PROSES MANUFAKTUR
Manufaktur adalah proses keindustrian untuk membuat suatu barang dari suatu bahan baku melalui proses teknologi. Arti manufaktur sendiri asalnya adalah membuat barang dengan tangan (manual). Jadi manufaktur itu bukanlah sekedar “ilmu“, tapi sekaligus menyangkut “laku“ (practice). Dalam manufaktur berlaku “ilmu tanpa laku: kosong“ (science without practice: no fruit) tetapi “laku tanpa ilmu: kerdil” (practice without science: no root).
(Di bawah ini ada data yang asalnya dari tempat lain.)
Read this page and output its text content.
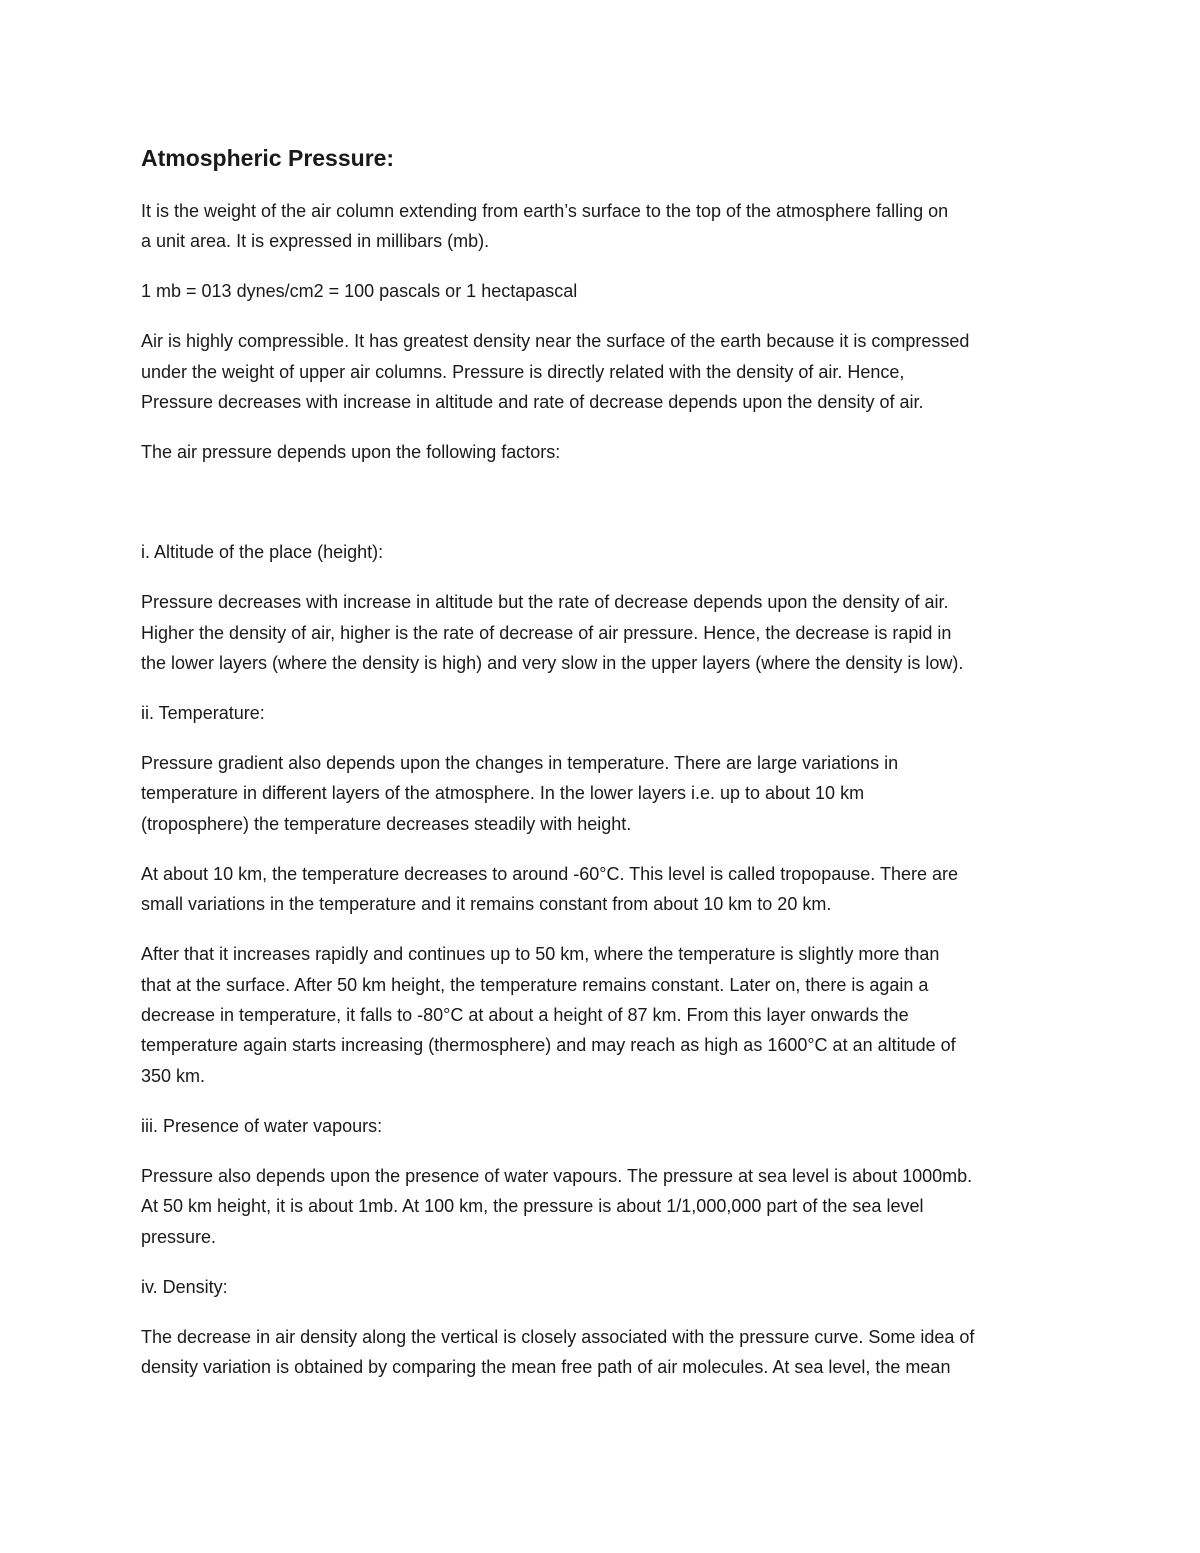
Atmospheric Pressure:

It is the weight of the air column extending from earth’s surface to the top of the atmosphere falling on
a unit area. It is expressed in millibars (mb).

1 mb = 013 dynes/cm2 = 100 pascals or 1 hectapascal

Air is highly compressible. It has greatest density near the surface of the earth because it is compressed
under the weight of upper air columns. Pressure is directly related with the density of air. Hence,
Pressure decreases with increase in altitude and rate of decrease depends upon the density of air.

The air pressure depends upon the following factors:

i. Altitude of the place (height):

Pressure decreases with increase in altitude but the rate of decrease depends upon the density of air.
Higher the density of air, higher is the rate of decrease of air pressure. Hence, the decrease is rapid in
the lower layers (where the density is high) and very slow in the upper layers (where the density is low).

ii. Temperature:

Pressure gradient also depends upon the changes in temperature. There are large variations in
temperature in different layers of the atmosphere. In the lower layers i.e. up to about 10 km
(troposphere) the temperature decreases steadily with height.

At about 10 km, the temperature decreases to around -60°C. This level is called tropopause. There are
small variations in the temperature and it remains constant from about 10 km to 20 km.

After that it increases rapidly and continues up to 50 km, where the temperature is slightly more than
that at the surface. After 50 km height, the temperature remains constant. Later on, there is again a
decrease in temperature, it falls to -80°C at about a height of 87 km. From this layer onwards the
temperature again starts increasing (thermosphere) and may reach as high as 1600°C at an altitude of
350 km.

iii. Presence of water vapours:

Pressure also depends upon the presence of water vapours. The pressure at sea level is about 1000mb.
At 50 km height, it is about 1mb. At 100 km, the pressure is about 1/1,000,000 part of the sea level
pressure.

iv. Density:

The decrease in air density along the vertical is closely associated with the pressure curve. Some idea of
density variation is obtained by comparing the mean free path of air molecules. At sea level, the mean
Laku dalam manufaktur cepat kadaluwarsa dan cepat berubah karena
berkembangnya ilmu pengetahuan, yang berarti juga berkembangnya
teknologi. Sekalipun pada prinsipnya tetap meliputi proses-proses material “-forming, -shaping and -cutting”,
namun produk-produk manufaktur akan selalu berubah sifat/spesifikasi
yang harus dipenuhinya, sesuai dengan perkembangan kebutuhan pemakaian.
Pemakaian untuk apapun adalah manusia yang menginginkannya, dan manusia
selalu makin meningkat tuntutannya.
Manufaktur tidak dapat hanya dengan berandai-andai. Hanya praktek
kuncinya, yang sekaligus didasari kaidah-kaidah ilmu pengetahuan.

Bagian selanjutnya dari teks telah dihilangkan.